Hi, when a tvm problem gives us a rate (eg. 4% Compounded semi-annually or monthly), are we suppose to convert that to EAR to solve the problem or use the rate/period for the same. I am having a difficulty in figuring out which one to use. I am guessing it would depend on what the question is asking. Would really help if someone could clarify this for me. Thanks a ton.
If the question does not specify converting it, you can just increase n to match the number of periods.
Interest rates are quoted as annual rates. If the compounding is not annual, then they’ll be quoted as annual, _ nominal _ rates: you divide by the number of compounding periods per year to get the periodic (effective) rate. In you example, 4% (per year) would be 2% semiannually or 0.333% monthly.

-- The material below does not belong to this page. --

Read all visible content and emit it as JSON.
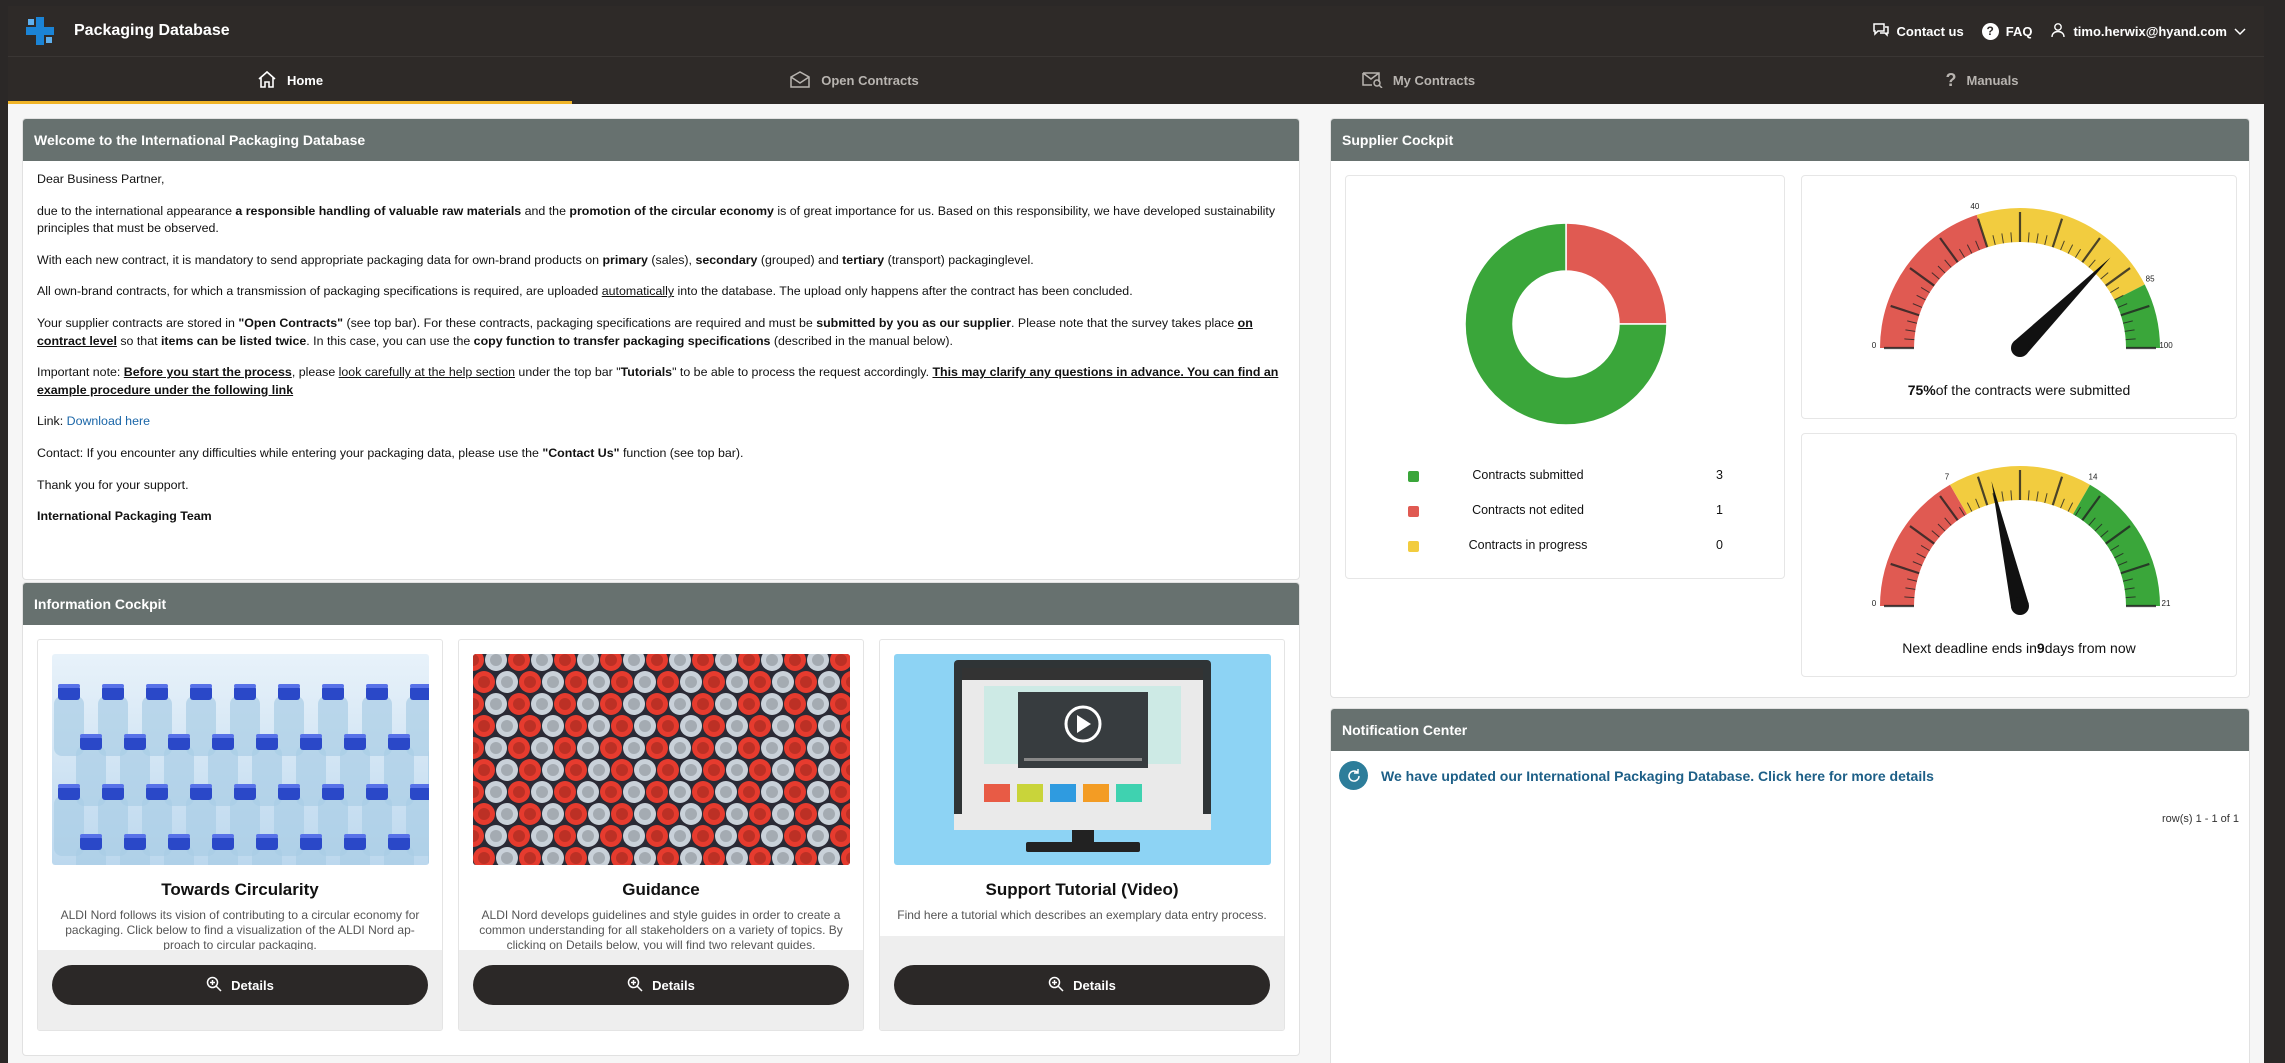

If for some bizarre reason they wanted to give you an _ effective _ annual rate with other than annual compounding, they would have to state explicitly that it’s an EAR.
I am still not clear. Let me cite an ex. In below question, EAR is used. Why?
An investor wants to set up a scholarship fund where she wishes to award $25000 annually in perpetuity. The first scholarship is to be awarded and paid exactly 4 years from today. The funds will be deposited into an account immediately and will grow at a rate of 4%, compounded semianually, for the foreseeable future. How much money must the investor donate tody to fund the scholarship?
4% compunded semiannually = 2 periods per year, at 2% each period. if it were 4% compounded quarterly you would divide 4% by 4, and multiply the years by 4 as well to get a new n (eg. 5 years would be 1% for 20 periods).
In the formula for the value of a perpetuity – V = P/r – r is the effective rate corresponding to the frequency of the payment. In this problem, as I mentioned above, the 4% given is a _ nominal _, annual rate; you have to convert it to an effective annual rate as the payments are annual. Thus, you use r = 4.04% as the EAR.